Menyikapi situasi tersebut, seperti dilansir banyak media massa pada 2013 lalu, Kementerian Pertahanan (Kemhan) melalui siaran pers nya menjelaskan, bahwa mekanisme pengadaan alutsista berlangsung secara button up, dengan cara melibatkan pengguna yaitu Markas Besar Angkatan (Darat, Laut dan Udara) dalam menentukan spesifikasi jenis alutsista yang ingin dibeli. Selanjutnya, rencana ini menjadi kebutuhan operasi di Mabes TNI, dan kemudian Kemhan memproses di bawah kendali Tim Evaluasi Pengadaan (TEP) yang dipimpin oleh Sekretaris Jenderal (Sekjen). Langkah atau proses berikutnya dilakukan kontrak perjanjian pinjaman oleh Kementerian Keuangan serta pencabutan tanda bintang di DPR. Dimana hal penting dalam setiap pengadaan alutsista tetap berpedoman pada prinsip - prinsip semaksimal mungkin mengutamakan produk dalam negeri. Namun, apabila situasi itu belum memungkinkan dan terpaksa diadakan dari luar negeri, maka akan diupayakan secara G to G, produksi bersama disertai alih teknologi (transfer of technology), dilakukan off set, dijamin keleluasan penggunaannya serta penjaminan ketersediaan suku cadang.

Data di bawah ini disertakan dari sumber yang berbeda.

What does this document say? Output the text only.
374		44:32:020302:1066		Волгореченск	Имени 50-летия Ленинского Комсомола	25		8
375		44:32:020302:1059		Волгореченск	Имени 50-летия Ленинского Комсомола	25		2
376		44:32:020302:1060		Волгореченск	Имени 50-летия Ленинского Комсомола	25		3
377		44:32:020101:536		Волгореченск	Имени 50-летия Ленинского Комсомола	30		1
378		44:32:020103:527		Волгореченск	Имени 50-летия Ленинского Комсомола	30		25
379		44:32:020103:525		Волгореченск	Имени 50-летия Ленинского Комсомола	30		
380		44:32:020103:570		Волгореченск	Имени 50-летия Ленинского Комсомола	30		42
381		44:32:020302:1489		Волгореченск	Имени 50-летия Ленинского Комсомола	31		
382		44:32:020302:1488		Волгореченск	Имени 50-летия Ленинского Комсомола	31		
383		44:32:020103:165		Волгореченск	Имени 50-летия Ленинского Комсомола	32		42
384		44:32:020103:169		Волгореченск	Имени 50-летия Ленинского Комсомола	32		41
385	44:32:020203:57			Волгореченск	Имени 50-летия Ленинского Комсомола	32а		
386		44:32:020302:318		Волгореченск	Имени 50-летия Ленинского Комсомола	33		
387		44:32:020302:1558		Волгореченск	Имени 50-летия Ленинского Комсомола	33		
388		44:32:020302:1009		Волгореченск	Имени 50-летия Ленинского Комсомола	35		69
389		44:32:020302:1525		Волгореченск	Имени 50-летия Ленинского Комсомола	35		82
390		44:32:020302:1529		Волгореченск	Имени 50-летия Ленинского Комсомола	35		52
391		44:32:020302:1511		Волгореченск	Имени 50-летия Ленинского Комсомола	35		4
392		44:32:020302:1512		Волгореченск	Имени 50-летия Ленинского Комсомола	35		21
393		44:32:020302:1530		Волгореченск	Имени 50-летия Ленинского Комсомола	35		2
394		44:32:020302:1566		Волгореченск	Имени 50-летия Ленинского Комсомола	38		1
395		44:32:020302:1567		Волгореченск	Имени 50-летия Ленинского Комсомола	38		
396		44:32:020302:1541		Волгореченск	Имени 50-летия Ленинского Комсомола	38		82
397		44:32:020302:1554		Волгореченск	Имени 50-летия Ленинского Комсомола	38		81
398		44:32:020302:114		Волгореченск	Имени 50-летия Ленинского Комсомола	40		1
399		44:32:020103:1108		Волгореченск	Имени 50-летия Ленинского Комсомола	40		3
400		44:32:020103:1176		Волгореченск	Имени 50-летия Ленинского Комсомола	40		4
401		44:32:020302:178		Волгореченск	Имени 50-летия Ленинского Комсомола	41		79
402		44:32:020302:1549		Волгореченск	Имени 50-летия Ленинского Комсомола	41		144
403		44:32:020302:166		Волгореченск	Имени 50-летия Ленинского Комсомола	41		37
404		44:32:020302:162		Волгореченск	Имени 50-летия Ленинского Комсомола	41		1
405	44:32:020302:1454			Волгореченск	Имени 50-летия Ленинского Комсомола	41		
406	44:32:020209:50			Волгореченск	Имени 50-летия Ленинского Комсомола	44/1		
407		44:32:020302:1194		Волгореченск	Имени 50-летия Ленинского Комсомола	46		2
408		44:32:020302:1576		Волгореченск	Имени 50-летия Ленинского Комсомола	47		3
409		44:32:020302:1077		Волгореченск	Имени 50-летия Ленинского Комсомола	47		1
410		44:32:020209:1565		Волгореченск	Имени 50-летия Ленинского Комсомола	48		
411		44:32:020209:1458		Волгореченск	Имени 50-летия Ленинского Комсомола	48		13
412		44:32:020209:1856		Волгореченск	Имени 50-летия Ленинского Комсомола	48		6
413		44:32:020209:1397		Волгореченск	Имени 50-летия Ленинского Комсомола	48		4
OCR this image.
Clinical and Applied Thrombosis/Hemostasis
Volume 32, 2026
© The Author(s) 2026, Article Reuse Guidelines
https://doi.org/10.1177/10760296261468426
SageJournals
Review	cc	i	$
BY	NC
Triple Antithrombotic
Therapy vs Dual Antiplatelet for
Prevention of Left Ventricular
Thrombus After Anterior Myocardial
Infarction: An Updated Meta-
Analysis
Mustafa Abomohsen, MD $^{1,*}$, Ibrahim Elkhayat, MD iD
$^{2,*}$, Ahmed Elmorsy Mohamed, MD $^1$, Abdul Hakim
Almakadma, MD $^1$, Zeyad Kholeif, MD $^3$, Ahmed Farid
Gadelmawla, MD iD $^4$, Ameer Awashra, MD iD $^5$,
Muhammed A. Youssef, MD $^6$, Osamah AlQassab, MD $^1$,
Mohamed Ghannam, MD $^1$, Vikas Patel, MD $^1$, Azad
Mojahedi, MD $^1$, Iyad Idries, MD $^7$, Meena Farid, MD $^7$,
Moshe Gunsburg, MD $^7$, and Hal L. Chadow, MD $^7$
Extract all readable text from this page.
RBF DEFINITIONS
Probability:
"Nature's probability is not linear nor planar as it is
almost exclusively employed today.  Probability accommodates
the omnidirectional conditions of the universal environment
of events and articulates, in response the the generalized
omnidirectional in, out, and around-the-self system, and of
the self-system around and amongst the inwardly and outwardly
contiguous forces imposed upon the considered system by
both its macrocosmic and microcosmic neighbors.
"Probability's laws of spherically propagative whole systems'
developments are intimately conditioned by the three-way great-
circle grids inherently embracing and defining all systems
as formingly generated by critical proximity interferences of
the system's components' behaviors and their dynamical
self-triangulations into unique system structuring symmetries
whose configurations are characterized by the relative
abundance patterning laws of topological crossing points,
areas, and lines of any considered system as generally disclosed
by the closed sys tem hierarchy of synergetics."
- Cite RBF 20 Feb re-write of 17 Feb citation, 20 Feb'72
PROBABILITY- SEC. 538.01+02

Militer dengan alutsista berteknologi tinggi adalah kebutuhan mutlak. Militer yang kuat sejatinya dapat menjadi faktor penggentar, penggertak dan pencegah konflik menuju perang terbuka, karena kekuatan militer bisa menjadi kekuatan tawar tinggi dalam peran diplomatik.Kegarangan Indonesia dalam menggenjot modernisasi peralatan tempur serta eksotisme proses pengadaannya yang menyedot perhatian publik, merupakan dua sisi tidak terpisahkan layaknya mata uang. Sehingga, ketika berbagai kalangan menyoroti hal tersebut bukan merupakan hal negatif apalagi menjadi faktor penghambat, justeru menjadi indikator betapa rakyat mendambakan memiliki TNI yang kuat dengan peralatan modern yang mampu menghardik segala bentuk ancaman negara dan muaranya semakin memperkuat nilai kewibawaan maupun harga diri bangsa.